I grew up in a very small town and the more time I spent there, the more I resented it. It was boring. It wasn’t big enough to be a home for me and my dreams. I wanted to be free. I couldn’t wait to leave. So, my entire senior year of high school, I had counted the days until I would finally leave for college.
When that day finally came, I wasn’t quite as ecstatic anymore because over the summer I had learnt what I would be leaving behind. I had always thought that my family was holding me back. They had always supported me, sure, but they also always had certain expectations of me as the good girl who could never do anything wrong. I had always been terrified of disappointing them and thought not being as close to them anymore would help with that fear. Their presence was also comforting, though. In college I would be surrounded by strangers, and I don’t do well with strangers.
I don’t make new friends easily. I’ve had the same friends ever since I understood what a friend was. We were inseparable. For years, they had been the safety net between me and the free fall into reality.

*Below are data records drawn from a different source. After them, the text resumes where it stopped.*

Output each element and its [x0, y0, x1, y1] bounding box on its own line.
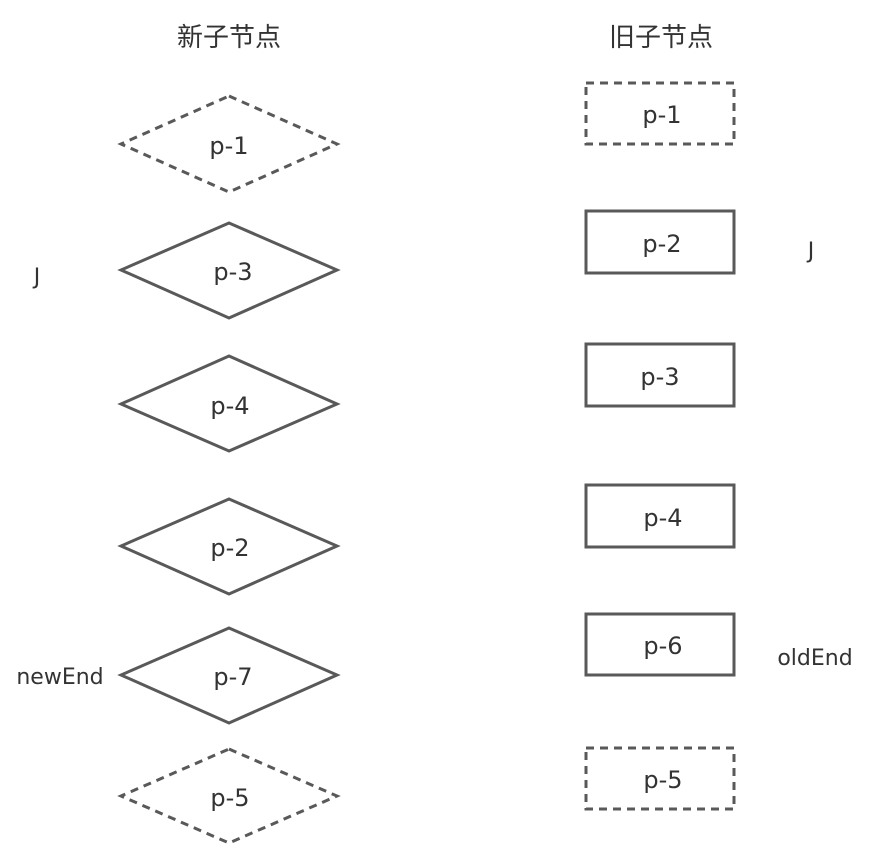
new-end-pointer-label: newEnd — [16, 665, 103, 690]
old-end-pointer-label: oldEnd — [777, 646, 852, 671]
new-node-6-label: p-5 — [210, 784, 249, 812]
new-node-3: p-4 — [117, 354, 341, 453]
new-node-4: p-2 — [117, 497, 341, 596]
new-node-2-label: p-3 — [213, 258, 252, 286]
header-new-children: 新子节点 — [177, 23, 281, 53]
new-node-5-shape — [117, 626, 341, 725]
old-node-1-shape — [584, 81, 736, 146]
new-node-1-label: p-1 — [209, 132, 248, 160]
old-node-5-label: p-6 — [643, 632, 682, 660]
new-start-pointer-label: J — [32, 265, 41, 290]
new-node-2-shape — [117, 221, 341, 320]
old-start-pointer-label: J — [806, 239, 815, 264]
old-node-3: p-3 — [584, 342, 736, 408]
new-node-5-label: p-7 — [213, 663, 252, 691]
new-node-2: p-3 — [117, 221, 341, 320]
old-node-6: p-5 — [584, 746, 736, 811]
new-node-5: p-7 — [117, 626, 341, 725]
old-node-4-label: p-4 — [643, 504, 682, 532]
old-node-3-shape — [584, 342, 736, 408]
old-node-2: p-2 — [584, 209, 736, 275]
new-node-4-label: p-2 — [210, 534, 249, 562]
new-node-4-shape — [117, 497, 341, 596]
new-node-6-shape — [117, 747, 341, 845]
old-node-5-shape — [584, 612, 736, 677]
old-node-3-label: p-3 — [640, 363, 679, 391]
new-node-3-label: p-4 — [210, 392, 249, 420]
old-node-2-label: p-2 — [642, 230, 681, 258]
header-old-children: 旧子节点 — [609, 23, 713, 53]
old-node-1: p-1 — [584, 81, 736, 146]
new-node-1-shape — [117, 94, 341, 194]
new-node-1: p-1 — [117, 94, 341, 194]
old-node-4-shape — [584, 483, 736, 549]
old-node-4: p-4 — [584, 483, 736, 549]
old-node-5: p-6 — [584, 612, 736, 677]
new-node-3-shape — [117, 354, 341, 453]
new-node-6: p-5 — [117, 747, 341, 845]
old-node-6-shape — [584, 746, 736, 811]
old-node-2-shape — [584, 209, 736, 275]
old-node-6-label: p-5 — [643, 766, 682, 794]
old-node-1-label: p-1 — [642, 101, 681, 129]
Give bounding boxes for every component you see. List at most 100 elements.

Now, as I lived three hours away, I was leaving all of them behind except for Hazel and that was terrifying. Hazel and I have been friends since fifth grade. We’ve always been close but close in the way that we did everything together and knew each other’s secrets, not close in the sense that we were on a first-name basis with each other’s parents. Living together formed a whole new challenge for us.
Hazel had never even thought about going to a school so far away. We had a college in our hometown, basically right in front of her door, and everyone had always just assumed that she would end up there. I’m not entirely sure what had changed her mind, but I was glad that she was right there with me.
“They’ll be here any minute,” I informed Hazel who had the tendency to lose track of time and never be ready for anything when she was told to be.
Since we were the only members of our friend group who officially did not live at home anymore, the others came out to visit us. None of us were ready to give up on our closeness yet. It felt wrong to not spend the weekend together.
Our dorm felt crowded with the six of us all cramped together in it, but no one minded. We had spent several sleepovers all piled together in Anna’s bedroom like that. Anna still lived in that room, surrounded by constant reminders of the youth that was slowly slipping away from us.
Thomas was the first one to start a conversation. “I can’t wait to go to college,” he declared confidently. He was getting antsy; he was ready to leave. Everyone could see it in his eyes and the way he talked about that boring, small town. I was happy for him. He had never been one of those people who were destined to stay in the same place forever. Mom, on the other hand, hated it. She didn’t hate that he had ambitions and goals, she just dreaded the day her baby would leave the nest. Axel had moved out a long time ago, and now I was gone too. Thomas was the last one and that put a certain pressure on him to leave the right way. Axel and I had both left too easily, I think, too comfortably.
Hazel frowned but it wasn’t her usual frown. Hazel always looked incredibly angry for no reason, and it took me years to learn the difference between her frowns. Now, she looked rather confused. “Why? So, you can be stressed all the time and suddenly do your own laundry?”
Thomas had been doing his own laundry for years and he was never stressed about school. He laughed. “No, so I can be free.”
“Free?” Hazel echoed skeptically. “Don’t you mean lost?” I never really thought of Hazel as being lost. She had a plan. She would be a teacher and she had already known that years ago. When I thought about lost, I thought about Lauren and me, and maybe Anna in a way, but never Hazel. College tends to bring out the doubts in people, though.
“Isn’t that the same thing?”
“No, it’s not,” Vivian argued. “Being lost is not a good thing, being free is.” I’ve known Vivian since we were both five years old and she is the most ambitious person I have ever met. Failure is a no-go for her. She likes things done exactly the way she imagined them to be. The idea of being lost and not having a clear path in life terrified her.
I thought he had a point, though. When you’re lost, when you don’t know where you’re going and don’t have a goal, you can do whatever you want and go wherever life takes you and see how it works out. That is indeed freedom. Maybe life doesn’t always have to revolve around one big purpose or goal. Maybe it’s okay to wander forever and always keep looking for the next something.